McCoy was beginning to see that Sessions wasn't that much of your typical Headquarters, USMC, sonofabitch. What was really wrong with him was that he didn't know what he was doing. And he could hardly be blamed for that. They didn't teach "How to Spy on the Japs" at the Officer School in Quantico. It was a really dumb fucking thing for the Corps to do, sending him over here the way they had; but to be fair, that was the Corps' fault, not his.

And at Huimin, they found PAK38s.

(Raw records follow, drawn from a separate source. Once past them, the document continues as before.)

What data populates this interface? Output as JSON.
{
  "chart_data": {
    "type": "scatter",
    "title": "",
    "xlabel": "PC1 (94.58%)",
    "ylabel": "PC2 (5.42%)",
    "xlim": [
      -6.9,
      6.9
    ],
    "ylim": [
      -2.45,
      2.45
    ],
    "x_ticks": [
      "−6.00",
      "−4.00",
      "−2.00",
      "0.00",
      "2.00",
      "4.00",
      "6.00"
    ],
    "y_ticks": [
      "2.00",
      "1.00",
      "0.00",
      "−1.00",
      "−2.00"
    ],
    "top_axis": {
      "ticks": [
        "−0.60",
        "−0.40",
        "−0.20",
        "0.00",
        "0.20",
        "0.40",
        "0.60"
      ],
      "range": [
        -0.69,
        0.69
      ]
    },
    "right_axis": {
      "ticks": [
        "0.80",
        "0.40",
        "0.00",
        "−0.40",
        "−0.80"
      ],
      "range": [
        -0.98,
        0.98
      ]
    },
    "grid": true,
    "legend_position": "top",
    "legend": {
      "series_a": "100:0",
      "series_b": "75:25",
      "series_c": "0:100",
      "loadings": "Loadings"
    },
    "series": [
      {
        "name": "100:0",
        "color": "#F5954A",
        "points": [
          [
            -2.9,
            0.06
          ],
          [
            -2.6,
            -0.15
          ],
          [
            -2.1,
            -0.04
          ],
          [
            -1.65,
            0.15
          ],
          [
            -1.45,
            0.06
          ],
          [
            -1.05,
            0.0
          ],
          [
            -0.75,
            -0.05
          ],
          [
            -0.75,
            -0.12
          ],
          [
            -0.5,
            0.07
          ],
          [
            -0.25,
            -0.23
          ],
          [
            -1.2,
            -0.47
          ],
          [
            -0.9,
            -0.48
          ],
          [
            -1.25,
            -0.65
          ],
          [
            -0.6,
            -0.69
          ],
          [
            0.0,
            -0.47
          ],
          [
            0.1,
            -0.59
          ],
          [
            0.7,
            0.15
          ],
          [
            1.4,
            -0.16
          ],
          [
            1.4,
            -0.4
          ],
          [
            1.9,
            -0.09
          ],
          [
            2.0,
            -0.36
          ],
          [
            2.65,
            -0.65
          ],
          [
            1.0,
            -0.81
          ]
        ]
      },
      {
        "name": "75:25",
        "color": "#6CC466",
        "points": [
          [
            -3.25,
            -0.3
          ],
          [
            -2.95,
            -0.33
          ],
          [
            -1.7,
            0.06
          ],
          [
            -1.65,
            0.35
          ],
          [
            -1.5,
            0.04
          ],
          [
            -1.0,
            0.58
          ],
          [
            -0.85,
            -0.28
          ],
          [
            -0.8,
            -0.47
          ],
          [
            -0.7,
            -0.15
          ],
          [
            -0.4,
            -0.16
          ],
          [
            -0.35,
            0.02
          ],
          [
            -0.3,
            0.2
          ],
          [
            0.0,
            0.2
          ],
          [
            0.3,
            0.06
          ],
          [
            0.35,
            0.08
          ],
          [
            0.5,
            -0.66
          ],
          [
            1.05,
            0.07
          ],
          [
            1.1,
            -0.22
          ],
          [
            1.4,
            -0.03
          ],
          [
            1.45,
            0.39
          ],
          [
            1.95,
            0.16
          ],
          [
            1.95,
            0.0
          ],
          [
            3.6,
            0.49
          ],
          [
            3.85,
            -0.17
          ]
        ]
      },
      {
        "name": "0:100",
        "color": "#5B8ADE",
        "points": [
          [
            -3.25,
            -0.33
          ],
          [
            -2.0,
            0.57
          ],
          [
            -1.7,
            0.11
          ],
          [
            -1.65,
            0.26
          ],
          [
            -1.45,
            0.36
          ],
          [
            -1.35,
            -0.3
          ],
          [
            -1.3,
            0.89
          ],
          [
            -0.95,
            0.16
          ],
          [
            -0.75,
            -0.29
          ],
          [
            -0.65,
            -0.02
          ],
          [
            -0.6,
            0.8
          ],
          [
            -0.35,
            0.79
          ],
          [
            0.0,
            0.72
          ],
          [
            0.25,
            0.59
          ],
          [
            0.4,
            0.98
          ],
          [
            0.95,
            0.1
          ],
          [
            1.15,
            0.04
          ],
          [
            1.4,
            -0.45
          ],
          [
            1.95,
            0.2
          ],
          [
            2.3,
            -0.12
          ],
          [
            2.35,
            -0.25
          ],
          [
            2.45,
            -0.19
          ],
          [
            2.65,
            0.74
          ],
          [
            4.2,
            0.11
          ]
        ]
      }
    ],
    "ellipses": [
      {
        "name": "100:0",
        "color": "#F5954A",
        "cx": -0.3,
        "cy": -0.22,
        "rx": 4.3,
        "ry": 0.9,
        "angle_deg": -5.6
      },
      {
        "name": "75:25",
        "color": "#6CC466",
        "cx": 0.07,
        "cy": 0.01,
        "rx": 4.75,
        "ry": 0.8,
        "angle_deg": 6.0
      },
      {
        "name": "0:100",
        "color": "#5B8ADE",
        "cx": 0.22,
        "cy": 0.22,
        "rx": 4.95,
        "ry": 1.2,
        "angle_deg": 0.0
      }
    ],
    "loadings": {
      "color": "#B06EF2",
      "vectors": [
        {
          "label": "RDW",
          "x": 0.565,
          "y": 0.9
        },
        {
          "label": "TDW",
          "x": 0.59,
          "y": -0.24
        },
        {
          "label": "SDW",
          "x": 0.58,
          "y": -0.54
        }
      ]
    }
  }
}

The 403rd Motorized Infantry Regiment (Separate) of His Imperial Majesty's Imperial Fucking Army had eight of them. And the eight had the wrong canvas covers. So they'd taken covers from the Model 94s and put them over the PAK38s.

They didn't fit. The muzzle of the PAK38s, with its distinctive and unmistakable muzzle brake, stuck three feet outside the two small canvas covers. And with the Model 94s parked right beside them-looking very small compared to the PAK38s-there was absolutely no question about what they were.

McCoy shot two thirty-six-exposure rolls of 35-mm black and white film in the Leica, and then a twenty-exposure roll of Kodacolor, although he suspected that one wouldn't turn out. Kodacolor had a tendency to fuck up when you used it at first light-McCoy had no idea why.